In late December, Republican NC House Reps. Jason Saine and Jon Hardister called on Gov. Roy Cooper to ban the social media platform TikTok from state government devices. Last week, Gov. Cooper banned TikTok on all state-owned mobile phones, as well as the Chinese super-app WeChat.
It was the right move and a great example of what our state can accomplish when working in a bipartisan manner. But it did not go far enough.
Other states have already taken action, realizing the threat the TikTok app poses. Like any company with access to user data, the platform can surveil activity via data that users hand over to them, including IP addresses. Given the context of its Chinese ownership under parent company ByteDance, that becomes especially concerning.
Think this is just fear of monking? A month ago, TikTok admitted its high-level employees tracked IP addresses of journalists reporting on the company’s data practices, attempting to isolate leakers in the company. Moreover, China has increasingly intervened in its tech sector, cracking down on major tech companies and entrepreneurs, notably with the abrupt disappearance of prominent tech entrepreneur, Jack Ma.

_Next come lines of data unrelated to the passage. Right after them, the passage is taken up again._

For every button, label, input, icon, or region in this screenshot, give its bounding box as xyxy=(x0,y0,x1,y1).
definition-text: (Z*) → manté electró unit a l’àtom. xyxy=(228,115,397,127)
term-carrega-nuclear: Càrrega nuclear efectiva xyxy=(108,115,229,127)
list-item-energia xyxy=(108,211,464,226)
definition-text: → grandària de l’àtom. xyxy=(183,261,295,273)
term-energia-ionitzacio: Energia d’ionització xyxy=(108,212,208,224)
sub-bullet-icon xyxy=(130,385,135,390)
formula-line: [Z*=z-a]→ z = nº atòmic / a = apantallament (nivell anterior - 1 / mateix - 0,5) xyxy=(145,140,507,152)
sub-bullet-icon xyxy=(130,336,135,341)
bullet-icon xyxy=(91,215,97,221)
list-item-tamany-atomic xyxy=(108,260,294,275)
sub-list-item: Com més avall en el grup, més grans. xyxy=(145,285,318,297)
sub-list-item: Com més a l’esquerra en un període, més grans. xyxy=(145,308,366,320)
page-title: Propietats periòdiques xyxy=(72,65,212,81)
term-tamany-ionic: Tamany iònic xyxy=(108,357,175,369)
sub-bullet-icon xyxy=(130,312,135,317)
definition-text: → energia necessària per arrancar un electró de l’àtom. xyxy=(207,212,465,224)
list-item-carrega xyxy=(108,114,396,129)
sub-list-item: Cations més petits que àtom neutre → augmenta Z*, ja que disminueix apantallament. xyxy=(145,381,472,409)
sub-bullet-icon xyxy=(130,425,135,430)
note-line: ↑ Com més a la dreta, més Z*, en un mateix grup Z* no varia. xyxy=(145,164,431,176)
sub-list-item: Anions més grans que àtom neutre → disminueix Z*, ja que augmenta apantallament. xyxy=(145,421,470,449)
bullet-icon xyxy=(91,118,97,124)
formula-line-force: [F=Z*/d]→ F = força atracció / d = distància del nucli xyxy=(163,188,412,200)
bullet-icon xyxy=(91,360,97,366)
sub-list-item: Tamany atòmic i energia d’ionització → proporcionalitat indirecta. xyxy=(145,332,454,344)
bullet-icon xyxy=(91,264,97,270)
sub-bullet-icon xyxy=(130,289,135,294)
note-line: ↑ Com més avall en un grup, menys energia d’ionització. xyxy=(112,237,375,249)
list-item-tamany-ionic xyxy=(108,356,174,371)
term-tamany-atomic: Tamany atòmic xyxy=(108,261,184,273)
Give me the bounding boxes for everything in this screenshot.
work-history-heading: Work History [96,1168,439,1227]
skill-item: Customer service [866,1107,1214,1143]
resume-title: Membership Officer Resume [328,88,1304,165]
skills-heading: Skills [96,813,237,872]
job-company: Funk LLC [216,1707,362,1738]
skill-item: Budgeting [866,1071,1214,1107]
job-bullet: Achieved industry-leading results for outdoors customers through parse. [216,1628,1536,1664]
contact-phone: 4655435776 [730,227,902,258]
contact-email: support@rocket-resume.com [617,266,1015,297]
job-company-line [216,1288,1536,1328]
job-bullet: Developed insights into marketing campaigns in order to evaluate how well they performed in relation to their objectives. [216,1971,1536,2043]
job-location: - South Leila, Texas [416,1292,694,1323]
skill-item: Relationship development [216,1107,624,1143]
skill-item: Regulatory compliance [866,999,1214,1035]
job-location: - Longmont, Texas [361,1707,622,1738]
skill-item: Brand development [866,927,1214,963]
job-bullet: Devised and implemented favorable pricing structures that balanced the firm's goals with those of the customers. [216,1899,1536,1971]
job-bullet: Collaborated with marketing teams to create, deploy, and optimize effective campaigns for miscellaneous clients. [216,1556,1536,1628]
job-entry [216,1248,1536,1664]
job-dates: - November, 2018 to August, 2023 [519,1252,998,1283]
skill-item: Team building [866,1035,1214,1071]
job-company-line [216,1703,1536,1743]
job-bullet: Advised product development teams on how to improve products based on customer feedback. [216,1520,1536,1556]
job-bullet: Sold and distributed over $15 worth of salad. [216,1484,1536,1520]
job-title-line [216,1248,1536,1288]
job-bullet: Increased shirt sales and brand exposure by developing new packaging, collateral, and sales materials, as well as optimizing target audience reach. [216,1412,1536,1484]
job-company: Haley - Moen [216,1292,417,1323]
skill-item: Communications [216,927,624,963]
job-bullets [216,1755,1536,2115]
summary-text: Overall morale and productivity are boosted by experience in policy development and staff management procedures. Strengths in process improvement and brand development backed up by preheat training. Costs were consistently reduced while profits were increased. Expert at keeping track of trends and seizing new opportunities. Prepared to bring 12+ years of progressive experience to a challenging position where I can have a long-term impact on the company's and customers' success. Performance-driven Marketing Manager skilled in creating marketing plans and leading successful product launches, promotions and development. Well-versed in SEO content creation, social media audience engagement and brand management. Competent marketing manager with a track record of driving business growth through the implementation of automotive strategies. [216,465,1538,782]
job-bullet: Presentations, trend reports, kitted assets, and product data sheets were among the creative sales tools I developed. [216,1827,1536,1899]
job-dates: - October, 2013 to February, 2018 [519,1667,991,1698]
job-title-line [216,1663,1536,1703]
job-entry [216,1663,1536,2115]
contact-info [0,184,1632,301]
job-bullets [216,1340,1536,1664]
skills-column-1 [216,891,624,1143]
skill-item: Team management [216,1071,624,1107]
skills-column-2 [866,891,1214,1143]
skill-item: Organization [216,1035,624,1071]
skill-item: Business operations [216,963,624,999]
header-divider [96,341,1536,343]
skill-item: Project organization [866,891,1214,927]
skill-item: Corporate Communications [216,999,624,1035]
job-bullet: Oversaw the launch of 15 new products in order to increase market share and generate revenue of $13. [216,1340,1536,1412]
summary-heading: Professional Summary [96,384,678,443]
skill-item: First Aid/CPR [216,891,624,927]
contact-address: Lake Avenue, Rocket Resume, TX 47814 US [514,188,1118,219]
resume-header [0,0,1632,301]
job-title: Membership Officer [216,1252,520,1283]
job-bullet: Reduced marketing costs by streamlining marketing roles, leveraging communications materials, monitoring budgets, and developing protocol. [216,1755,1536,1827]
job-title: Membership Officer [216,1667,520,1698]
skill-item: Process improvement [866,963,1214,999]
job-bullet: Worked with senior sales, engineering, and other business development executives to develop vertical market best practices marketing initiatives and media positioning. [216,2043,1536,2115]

The tight control in which China manages its tech companies and TikTok’s indifference to data privacy should be enough for North Carolina officials to know the state shouldn’t put government data in such hands.
The espionage threat is a serious one that impacts US and state government. It’s not just federal infrastructure that is threatened. With our state undoubtedly involved in critical issues such as our power grid — something the Chinese government has already reportedly hacked into elsewhere in the US — state employees should not be allowed another avenue for the Chinese government to have a birds-eye view on sensitive government matters.
While banning TikTok from state devices was the correct response, when it comes to personal privacy it’s frankly not enough. Our state still hasn’t enacted broad data privacy legislation. Banning TikTok is simply a one-off measure and pales in comparison to a much needed, broader privacy bill.
TikTok poses a threat because of the amount of data it has on its customers — but TikTok is not alone. Far too often, US companies over-collect personal information and sell it for profit to clandestine data brokers. From there, it’s a black box and there’s no telling who has your information.
An egregious, but not uncommon, example of this hits close to home. WakeMed and Novant Health embedded Facebook’s “Metapixel” in patient portals, which is used to schedule appointments, refill prescriptions and exchange messages with doctors. In doing so, patients had personal health information, such as health diagnoses, handed over to Facebook to be sold without their knowledge.
As a staffer for former Rep. Brian Farkas, we sent a letter to NC Attorney General Josh Stein calling for an investigation into the matter and asked Stein to provide us with any legislative recommendations to address the matter. To our surprise, HIPAA does not cover such violations of privacy.
These privacy concerns extend beyond the healthcare sector, and we already have many states such as Virginia, Utah, and California leading the way. We should take simple measures, such as establishing the right to clearly know if your data is being sold and distributed and the right to opt-out from the outlet.
To their credit, Republicans attempted to pass data breach legislation in the past, but the NC Chamber of Commerce stood in the way. The NC Chamber of Commerce put out its 2023 priorities highlighting that it plans to “monitor privacy legislation.” Anything that limits a company’s ability to maximize profits simply will not pass muster by the powerful interest group.
Gov. Cooper’s move to ban TikTok was the lowest of low-hanging fruit. If we’re going to ban TikTok, let’s at least be consistent and not cherry-pick which data issues we’re concerned about. We can and should do all of the above.
Graeme Strickland is a Democratic staffer in the NC General Assembly who works for Rep. Gloristine Brown, Dist. 8.